La FIJOU, pour soutenir la presse romande

Numéro 54 – Avril 2017

De longue date, la pensée dominante dans les médias de notre pays répétait que plus la presse se tenait loin de l’État, mieux elle se portait. La presse appartenait à des privés qui savaient mieux que personne jouer le rôle de l’éditeur au pays de la liberté.

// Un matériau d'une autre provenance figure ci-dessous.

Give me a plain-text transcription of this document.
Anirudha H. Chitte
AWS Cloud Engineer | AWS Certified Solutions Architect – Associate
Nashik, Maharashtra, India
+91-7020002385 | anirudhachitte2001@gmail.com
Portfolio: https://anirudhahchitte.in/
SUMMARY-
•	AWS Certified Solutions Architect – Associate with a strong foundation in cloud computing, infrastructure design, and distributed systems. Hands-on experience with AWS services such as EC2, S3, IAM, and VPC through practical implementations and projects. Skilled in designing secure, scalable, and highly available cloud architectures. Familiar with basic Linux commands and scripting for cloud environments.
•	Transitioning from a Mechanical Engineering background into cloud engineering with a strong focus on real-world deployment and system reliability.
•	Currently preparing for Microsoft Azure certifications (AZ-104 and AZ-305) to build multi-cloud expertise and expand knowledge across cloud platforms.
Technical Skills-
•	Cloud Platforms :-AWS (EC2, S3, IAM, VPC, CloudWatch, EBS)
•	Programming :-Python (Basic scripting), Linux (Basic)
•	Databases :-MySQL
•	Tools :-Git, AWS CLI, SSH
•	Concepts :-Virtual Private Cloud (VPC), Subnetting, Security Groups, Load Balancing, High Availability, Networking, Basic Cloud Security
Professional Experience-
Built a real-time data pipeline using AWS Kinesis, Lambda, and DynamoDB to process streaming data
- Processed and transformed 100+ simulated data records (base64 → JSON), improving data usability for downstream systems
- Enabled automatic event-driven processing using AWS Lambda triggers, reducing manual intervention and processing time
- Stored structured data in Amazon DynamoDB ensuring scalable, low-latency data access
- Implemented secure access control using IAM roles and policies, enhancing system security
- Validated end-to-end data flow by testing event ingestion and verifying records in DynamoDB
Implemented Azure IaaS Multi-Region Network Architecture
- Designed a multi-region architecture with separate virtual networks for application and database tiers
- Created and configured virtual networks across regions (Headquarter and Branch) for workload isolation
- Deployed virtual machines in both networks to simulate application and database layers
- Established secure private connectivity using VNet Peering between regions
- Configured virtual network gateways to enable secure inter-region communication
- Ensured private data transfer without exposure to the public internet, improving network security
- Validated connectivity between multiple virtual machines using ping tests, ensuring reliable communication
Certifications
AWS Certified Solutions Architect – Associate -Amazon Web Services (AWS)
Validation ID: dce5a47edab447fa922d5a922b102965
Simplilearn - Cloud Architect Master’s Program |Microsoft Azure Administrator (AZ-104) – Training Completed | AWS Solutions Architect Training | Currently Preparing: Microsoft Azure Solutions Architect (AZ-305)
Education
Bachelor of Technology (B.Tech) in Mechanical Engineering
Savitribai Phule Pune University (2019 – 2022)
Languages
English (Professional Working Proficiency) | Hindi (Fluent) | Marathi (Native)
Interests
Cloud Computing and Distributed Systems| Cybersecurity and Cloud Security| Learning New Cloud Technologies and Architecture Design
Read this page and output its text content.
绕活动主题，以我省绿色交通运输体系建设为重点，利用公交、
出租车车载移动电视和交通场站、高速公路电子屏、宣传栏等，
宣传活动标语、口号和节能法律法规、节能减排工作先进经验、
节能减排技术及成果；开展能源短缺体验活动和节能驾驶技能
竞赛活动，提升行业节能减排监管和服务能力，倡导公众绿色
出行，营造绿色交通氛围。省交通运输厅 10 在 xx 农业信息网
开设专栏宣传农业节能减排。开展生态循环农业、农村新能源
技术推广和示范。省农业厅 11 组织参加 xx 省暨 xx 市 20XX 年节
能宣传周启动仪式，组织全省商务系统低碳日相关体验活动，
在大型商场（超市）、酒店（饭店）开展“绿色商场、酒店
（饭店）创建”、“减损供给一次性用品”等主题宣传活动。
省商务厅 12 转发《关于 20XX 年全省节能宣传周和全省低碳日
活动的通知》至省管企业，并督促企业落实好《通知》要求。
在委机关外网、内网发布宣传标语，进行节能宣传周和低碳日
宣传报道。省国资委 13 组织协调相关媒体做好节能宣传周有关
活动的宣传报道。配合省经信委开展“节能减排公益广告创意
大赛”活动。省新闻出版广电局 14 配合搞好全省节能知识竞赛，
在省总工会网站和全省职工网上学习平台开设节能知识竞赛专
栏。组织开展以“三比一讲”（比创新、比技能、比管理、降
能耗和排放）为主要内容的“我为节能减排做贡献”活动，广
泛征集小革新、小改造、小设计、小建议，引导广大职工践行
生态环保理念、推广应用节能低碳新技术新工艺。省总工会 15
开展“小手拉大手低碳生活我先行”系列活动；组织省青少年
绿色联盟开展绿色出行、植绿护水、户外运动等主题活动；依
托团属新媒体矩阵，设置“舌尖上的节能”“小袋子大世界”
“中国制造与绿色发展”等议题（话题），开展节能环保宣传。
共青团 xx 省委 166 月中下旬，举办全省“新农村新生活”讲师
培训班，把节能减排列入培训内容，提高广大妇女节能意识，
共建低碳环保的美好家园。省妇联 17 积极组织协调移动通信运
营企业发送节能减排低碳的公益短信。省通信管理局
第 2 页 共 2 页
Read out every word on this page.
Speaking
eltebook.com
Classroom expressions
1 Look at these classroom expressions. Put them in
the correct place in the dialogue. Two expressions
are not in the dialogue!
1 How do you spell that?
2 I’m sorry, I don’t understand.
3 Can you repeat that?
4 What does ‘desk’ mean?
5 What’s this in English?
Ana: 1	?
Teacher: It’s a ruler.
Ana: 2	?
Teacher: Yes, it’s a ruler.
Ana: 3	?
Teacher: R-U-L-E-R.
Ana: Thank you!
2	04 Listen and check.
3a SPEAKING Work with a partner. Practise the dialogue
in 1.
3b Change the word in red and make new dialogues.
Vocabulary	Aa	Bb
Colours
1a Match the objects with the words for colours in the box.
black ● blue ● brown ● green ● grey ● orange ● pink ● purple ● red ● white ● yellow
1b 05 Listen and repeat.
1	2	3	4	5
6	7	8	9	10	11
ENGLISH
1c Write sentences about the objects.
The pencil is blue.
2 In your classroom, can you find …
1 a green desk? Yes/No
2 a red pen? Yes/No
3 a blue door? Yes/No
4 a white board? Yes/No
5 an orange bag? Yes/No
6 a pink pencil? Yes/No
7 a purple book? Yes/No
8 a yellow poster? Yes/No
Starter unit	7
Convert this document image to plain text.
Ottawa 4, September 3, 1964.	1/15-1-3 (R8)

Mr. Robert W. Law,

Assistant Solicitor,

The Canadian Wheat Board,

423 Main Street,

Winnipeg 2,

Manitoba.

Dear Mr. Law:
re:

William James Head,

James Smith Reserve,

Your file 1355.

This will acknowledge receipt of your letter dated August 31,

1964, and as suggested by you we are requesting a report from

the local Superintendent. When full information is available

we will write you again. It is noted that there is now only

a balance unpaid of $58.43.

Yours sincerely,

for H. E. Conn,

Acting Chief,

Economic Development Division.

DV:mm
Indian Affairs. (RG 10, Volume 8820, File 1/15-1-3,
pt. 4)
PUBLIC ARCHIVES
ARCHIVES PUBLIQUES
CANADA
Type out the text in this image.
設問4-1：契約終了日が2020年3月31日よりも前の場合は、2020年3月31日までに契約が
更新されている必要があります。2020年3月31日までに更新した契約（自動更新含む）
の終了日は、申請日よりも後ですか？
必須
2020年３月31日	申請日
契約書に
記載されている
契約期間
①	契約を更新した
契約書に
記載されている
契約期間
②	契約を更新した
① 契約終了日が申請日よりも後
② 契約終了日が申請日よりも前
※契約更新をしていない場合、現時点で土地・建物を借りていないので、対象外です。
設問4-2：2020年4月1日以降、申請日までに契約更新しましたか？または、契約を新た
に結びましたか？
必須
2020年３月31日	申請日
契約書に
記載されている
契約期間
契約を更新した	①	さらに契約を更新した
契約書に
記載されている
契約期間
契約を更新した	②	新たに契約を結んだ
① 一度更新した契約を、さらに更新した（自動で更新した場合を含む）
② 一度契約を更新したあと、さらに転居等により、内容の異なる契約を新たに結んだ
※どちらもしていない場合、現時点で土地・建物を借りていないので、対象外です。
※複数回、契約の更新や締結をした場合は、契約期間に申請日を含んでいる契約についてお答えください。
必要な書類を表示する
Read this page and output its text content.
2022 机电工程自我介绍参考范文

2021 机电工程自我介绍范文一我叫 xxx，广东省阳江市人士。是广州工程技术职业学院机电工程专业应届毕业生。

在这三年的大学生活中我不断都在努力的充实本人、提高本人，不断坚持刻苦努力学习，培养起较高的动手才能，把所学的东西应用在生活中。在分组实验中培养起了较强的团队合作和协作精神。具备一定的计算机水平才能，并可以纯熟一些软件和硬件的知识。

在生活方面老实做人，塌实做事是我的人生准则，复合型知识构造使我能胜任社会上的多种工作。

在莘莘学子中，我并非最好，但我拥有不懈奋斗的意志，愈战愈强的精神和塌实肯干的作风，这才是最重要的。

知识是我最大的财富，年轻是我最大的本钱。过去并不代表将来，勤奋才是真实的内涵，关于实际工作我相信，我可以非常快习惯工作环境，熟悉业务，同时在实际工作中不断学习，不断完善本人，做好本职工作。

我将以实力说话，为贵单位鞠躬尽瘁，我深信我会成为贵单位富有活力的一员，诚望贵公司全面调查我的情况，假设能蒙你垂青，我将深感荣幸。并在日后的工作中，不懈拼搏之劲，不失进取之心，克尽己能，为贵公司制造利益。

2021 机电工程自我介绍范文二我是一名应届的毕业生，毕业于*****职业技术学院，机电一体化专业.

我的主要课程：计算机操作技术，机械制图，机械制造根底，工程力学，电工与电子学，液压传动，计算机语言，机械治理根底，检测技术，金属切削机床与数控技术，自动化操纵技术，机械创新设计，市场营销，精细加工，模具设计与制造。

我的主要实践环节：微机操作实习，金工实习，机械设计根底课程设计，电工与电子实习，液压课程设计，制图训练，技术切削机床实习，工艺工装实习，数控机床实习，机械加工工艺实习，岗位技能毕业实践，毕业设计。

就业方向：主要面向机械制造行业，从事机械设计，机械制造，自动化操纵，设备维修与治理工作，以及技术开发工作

Aujourd’hui en Suisse romande, mis à part de vaillants acteurs cantonaux et locaux, l’éditeur papier, sauf quelques niches, est entré en déshérence. Sa mort est annoncée, passons vite au numérique et pas d’acharnement thérapeutique, nous trouverons bien un nouveau modèle économique telle est la nouvelle pensée convenante en Suisse romande, du moins dans les colonnes du Temps : « Il faut rester rentable – c’est le prix de la liberté [1] ». Toute la question est dans ce mot : c’est quoi être rentable ? Les critères des actionnaires ou ceux de la société dans son ensemble ? Et de quels actionnaires ? Le président du conseil d’administration du Temps ne décide plus, il entérine - c’est à Berlin que le groupe Ringier/Axel Springer a éteint le poumon artificiel de l’Hebdo. Stéphane Garelli ne peut rien faire d’autre non plus que se contredire, en concluant par une ode à l’utilité de la presse « au même titre que les institutions politiques, l’économie et le monde culturel [2] ».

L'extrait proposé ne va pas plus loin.